The question is, are we truly aware of all these factors?
In a recent article published by the Harvard Business Review, authors Oliver Hauser and Michael Luca suggest, “Good communication requires experimenting with your language.”
Their perspective is, quite simply, that intentionally testing or experimenting can drive more successful communication and also create a culture of learning and innovation.
The article shares the following example, in which delinquent taxpayers received one of the following two letters in the mail:
Letter 1: We are writing to inform you that we have still not received your tax payment of $5,000. It is imperative that you contact us.
Letter 2: We are writing to inform you that we have still not received your tax payment of $5,000. By now, 9 out of 10 people in your town have paid their taxes. It is imperative that you contact us.
In their case study, Letter 1 had been used for many years without question. But as it turned out, testing its effectiveness by conducting a test of both letters revealed that Letter 2 was significantly more successful.

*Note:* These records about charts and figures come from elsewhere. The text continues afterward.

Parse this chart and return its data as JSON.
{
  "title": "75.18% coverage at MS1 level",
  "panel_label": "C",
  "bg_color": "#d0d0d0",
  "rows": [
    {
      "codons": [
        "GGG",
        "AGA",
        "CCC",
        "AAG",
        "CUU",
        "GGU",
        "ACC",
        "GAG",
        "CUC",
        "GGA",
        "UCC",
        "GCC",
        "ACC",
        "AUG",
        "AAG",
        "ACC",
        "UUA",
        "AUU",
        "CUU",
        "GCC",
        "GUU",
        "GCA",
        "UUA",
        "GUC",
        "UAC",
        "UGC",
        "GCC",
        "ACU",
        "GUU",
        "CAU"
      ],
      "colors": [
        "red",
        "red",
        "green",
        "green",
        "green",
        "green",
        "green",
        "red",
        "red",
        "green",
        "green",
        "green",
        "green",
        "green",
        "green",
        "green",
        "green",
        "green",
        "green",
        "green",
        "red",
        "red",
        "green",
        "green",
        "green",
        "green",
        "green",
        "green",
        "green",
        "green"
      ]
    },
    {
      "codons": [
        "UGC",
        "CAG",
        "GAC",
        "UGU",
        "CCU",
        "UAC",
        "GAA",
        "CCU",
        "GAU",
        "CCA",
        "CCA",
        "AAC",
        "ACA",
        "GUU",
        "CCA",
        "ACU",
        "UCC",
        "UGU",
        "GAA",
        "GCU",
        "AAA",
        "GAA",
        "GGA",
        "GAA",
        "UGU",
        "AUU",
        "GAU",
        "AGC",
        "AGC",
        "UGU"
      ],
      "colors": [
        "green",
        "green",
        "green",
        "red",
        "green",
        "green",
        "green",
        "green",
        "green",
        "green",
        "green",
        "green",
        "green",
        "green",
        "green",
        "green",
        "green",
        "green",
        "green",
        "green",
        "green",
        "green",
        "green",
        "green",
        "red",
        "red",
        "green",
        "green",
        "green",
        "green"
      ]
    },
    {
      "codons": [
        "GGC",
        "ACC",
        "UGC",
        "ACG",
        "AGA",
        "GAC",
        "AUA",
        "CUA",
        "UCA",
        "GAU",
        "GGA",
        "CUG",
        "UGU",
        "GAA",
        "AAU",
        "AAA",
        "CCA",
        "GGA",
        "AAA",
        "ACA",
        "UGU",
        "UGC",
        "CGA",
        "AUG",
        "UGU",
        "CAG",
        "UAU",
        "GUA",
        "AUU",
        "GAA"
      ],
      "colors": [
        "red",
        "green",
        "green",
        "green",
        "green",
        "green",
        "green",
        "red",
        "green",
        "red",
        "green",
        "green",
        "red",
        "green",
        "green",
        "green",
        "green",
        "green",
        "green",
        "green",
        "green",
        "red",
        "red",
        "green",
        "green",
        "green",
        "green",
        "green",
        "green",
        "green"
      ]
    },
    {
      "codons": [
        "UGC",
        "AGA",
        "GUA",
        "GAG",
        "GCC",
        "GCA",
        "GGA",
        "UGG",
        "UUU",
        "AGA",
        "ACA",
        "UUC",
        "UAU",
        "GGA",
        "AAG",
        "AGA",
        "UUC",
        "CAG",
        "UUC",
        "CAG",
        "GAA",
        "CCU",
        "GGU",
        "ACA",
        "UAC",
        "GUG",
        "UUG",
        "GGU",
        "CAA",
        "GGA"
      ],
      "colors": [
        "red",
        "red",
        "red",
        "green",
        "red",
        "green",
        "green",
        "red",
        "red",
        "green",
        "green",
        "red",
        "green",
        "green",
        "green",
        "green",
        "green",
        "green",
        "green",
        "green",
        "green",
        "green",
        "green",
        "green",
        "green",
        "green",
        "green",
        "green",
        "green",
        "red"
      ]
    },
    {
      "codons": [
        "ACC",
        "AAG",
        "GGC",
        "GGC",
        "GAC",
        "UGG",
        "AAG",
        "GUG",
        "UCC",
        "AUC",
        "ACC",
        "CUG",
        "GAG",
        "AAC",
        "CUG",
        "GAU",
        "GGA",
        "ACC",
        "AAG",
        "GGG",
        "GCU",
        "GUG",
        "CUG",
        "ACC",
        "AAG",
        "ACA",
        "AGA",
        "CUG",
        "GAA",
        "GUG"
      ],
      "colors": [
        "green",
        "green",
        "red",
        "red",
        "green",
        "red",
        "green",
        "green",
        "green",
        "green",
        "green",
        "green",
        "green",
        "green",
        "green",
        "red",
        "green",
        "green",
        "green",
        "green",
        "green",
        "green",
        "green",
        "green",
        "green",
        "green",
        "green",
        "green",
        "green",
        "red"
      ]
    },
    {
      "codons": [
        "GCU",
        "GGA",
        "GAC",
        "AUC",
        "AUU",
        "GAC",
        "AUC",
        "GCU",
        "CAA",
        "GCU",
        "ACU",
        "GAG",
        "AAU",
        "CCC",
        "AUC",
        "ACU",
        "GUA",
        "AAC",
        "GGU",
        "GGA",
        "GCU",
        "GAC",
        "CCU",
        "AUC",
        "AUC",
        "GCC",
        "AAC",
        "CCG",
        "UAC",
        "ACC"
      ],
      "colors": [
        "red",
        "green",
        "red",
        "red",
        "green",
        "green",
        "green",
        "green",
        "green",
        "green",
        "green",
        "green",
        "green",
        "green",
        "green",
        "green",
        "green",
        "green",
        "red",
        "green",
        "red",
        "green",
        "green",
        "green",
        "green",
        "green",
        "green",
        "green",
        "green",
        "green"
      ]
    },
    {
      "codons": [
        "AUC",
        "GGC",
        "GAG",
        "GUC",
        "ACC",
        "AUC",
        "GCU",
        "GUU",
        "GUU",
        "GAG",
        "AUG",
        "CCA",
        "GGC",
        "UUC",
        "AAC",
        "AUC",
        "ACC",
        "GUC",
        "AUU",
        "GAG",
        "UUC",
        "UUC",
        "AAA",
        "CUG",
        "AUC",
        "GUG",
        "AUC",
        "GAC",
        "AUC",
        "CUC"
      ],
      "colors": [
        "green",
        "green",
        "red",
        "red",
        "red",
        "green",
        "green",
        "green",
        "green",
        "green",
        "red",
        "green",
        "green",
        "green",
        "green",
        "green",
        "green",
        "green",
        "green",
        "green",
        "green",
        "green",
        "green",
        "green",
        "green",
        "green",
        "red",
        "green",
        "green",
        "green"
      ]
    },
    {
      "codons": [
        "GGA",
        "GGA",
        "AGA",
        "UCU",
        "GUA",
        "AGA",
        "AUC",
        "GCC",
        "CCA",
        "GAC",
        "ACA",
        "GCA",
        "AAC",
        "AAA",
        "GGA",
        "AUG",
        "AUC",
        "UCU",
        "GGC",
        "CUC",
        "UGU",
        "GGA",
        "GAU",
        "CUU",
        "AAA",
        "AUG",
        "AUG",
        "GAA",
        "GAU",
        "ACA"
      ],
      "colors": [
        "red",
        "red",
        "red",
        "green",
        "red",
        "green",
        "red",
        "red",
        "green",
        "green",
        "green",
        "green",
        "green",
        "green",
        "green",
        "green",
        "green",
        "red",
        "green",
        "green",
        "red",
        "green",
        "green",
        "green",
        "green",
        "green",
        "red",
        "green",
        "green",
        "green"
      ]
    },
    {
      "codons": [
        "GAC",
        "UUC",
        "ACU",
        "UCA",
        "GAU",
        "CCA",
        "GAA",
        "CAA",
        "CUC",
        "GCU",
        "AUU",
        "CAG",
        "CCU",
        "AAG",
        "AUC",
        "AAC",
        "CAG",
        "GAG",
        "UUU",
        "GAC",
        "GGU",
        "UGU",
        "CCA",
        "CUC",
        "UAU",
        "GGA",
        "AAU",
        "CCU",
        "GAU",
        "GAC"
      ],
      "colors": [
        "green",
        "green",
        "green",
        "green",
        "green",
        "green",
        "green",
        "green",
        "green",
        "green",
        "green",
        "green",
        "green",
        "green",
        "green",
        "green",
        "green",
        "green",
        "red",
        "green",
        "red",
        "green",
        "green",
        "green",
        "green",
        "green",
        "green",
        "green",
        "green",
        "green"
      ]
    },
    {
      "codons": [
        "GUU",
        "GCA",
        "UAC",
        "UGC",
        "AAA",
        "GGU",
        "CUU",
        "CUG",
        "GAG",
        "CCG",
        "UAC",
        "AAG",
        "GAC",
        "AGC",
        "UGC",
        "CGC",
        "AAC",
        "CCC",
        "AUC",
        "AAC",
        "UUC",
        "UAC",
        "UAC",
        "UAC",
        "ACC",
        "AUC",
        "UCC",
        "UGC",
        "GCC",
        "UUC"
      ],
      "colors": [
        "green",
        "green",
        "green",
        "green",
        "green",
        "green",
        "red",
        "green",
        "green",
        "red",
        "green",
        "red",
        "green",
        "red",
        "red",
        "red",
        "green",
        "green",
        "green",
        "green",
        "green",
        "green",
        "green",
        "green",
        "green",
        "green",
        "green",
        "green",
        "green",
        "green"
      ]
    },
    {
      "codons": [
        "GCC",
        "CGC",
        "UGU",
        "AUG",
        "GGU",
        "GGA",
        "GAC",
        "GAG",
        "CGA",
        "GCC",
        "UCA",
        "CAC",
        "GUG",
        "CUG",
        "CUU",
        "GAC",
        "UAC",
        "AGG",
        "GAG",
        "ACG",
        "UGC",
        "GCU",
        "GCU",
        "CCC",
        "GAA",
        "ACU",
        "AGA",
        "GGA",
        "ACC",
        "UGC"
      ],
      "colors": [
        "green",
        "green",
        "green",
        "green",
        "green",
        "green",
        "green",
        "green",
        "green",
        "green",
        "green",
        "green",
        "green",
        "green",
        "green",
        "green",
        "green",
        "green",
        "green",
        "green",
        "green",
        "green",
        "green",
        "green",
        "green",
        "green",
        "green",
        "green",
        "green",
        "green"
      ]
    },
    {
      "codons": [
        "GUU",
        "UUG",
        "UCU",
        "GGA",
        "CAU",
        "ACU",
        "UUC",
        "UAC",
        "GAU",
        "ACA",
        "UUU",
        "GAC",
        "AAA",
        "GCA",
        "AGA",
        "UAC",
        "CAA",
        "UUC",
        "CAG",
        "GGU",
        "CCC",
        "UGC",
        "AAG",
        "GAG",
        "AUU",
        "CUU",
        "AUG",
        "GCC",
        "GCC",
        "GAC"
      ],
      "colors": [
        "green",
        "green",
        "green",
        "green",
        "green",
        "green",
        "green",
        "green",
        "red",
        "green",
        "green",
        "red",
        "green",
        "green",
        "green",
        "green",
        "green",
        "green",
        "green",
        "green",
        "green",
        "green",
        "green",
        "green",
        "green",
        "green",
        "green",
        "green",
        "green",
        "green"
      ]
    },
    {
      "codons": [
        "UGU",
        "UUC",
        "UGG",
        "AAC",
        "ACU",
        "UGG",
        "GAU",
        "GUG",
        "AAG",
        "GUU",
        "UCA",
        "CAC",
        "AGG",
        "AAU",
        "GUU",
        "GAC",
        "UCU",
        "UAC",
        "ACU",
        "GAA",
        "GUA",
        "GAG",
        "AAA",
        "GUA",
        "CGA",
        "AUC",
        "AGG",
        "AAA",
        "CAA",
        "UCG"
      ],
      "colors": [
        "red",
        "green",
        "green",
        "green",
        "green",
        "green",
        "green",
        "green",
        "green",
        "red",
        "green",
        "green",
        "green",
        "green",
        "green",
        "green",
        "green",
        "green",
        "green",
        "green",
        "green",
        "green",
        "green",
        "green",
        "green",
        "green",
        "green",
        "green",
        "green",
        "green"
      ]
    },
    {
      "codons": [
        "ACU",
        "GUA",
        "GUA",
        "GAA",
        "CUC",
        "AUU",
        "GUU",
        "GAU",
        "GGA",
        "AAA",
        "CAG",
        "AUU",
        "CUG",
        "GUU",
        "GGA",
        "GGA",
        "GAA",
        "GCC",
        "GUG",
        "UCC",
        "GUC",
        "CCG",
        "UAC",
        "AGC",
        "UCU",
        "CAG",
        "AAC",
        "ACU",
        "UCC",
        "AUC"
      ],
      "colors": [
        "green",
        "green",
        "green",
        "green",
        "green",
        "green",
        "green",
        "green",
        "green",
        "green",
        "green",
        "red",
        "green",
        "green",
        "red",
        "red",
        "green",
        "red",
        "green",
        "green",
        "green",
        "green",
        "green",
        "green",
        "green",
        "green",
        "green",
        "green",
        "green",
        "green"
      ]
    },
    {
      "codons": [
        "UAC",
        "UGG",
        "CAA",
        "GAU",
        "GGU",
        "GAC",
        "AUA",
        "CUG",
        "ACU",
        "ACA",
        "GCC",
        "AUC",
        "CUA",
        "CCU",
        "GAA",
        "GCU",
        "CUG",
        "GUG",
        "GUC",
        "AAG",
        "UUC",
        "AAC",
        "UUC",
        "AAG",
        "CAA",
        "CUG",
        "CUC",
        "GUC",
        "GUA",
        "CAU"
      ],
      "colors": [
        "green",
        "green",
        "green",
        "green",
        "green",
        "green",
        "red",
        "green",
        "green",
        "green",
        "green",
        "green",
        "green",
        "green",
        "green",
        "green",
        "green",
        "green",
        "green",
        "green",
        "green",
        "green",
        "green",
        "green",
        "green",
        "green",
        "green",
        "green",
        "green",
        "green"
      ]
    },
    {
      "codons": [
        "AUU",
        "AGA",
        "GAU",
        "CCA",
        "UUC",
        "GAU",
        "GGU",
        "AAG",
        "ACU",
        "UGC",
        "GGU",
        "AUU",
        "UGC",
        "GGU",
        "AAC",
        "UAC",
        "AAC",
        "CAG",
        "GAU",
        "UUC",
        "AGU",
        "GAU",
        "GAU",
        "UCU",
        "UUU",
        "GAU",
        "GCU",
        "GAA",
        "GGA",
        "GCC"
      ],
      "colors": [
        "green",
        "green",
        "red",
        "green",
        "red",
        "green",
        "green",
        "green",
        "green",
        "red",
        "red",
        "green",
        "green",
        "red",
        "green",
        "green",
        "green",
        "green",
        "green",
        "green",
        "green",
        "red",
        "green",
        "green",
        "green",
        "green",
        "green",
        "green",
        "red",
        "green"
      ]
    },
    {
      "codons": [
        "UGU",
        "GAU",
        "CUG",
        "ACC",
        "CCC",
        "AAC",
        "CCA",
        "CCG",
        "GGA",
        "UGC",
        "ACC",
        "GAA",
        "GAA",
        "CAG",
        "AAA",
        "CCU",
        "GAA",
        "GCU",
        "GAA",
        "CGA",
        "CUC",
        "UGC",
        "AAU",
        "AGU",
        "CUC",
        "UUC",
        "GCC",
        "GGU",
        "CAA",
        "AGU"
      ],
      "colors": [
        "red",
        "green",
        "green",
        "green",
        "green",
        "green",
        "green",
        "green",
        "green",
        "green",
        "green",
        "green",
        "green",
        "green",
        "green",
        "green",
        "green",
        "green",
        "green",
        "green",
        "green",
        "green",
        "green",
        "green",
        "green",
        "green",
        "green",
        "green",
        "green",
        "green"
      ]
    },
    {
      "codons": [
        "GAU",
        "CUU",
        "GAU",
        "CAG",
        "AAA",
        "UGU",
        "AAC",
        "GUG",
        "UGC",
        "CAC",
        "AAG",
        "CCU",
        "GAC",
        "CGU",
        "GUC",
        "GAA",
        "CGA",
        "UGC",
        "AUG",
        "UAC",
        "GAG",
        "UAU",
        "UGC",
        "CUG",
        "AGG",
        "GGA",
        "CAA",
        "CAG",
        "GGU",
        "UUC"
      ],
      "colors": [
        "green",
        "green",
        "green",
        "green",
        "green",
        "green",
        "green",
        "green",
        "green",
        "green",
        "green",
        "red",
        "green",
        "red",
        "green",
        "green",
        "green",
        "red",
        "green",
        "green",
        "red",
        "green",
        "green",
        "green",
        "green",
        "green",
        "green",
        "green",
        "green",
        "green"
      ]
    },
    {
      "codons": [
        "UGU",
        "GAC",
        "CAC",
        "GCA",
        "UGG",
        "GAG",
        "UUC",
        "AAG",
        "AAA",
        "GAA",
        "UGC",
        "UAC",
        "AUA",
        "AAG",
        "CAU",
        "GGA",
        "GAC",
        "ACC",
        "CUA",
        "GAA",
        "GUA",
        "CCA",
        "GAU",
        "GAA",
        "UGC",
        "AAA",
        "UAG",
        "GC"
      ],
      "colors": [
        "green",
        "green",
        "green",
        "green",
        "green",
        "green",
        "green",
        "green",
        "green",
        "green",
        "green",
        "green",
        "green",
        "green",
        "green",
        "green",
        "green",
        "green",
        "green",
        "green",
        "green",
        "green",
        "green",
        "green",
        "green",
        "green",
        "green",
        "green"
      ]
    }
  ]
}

The authors also point out that, not only is the practice of experimenting a proven way to improve communication, but also that situations like the tax letter — where we just do the same thing over and over again without asking if it’s really effective — are very common.
So circling-back to our opening paragraph, we might ask ourselves how often we “test” the effectiveness of:
- What we say (word choice)
- How we say it (voice tone)
- How we look when we say it (non-verbal communication or body language)
- Our talk / listen ratio
If the HBR article is on point (as we strongly believe it is), this testing will most likely improve the impact and results of our communication with colleagues, customers, and the marketplace.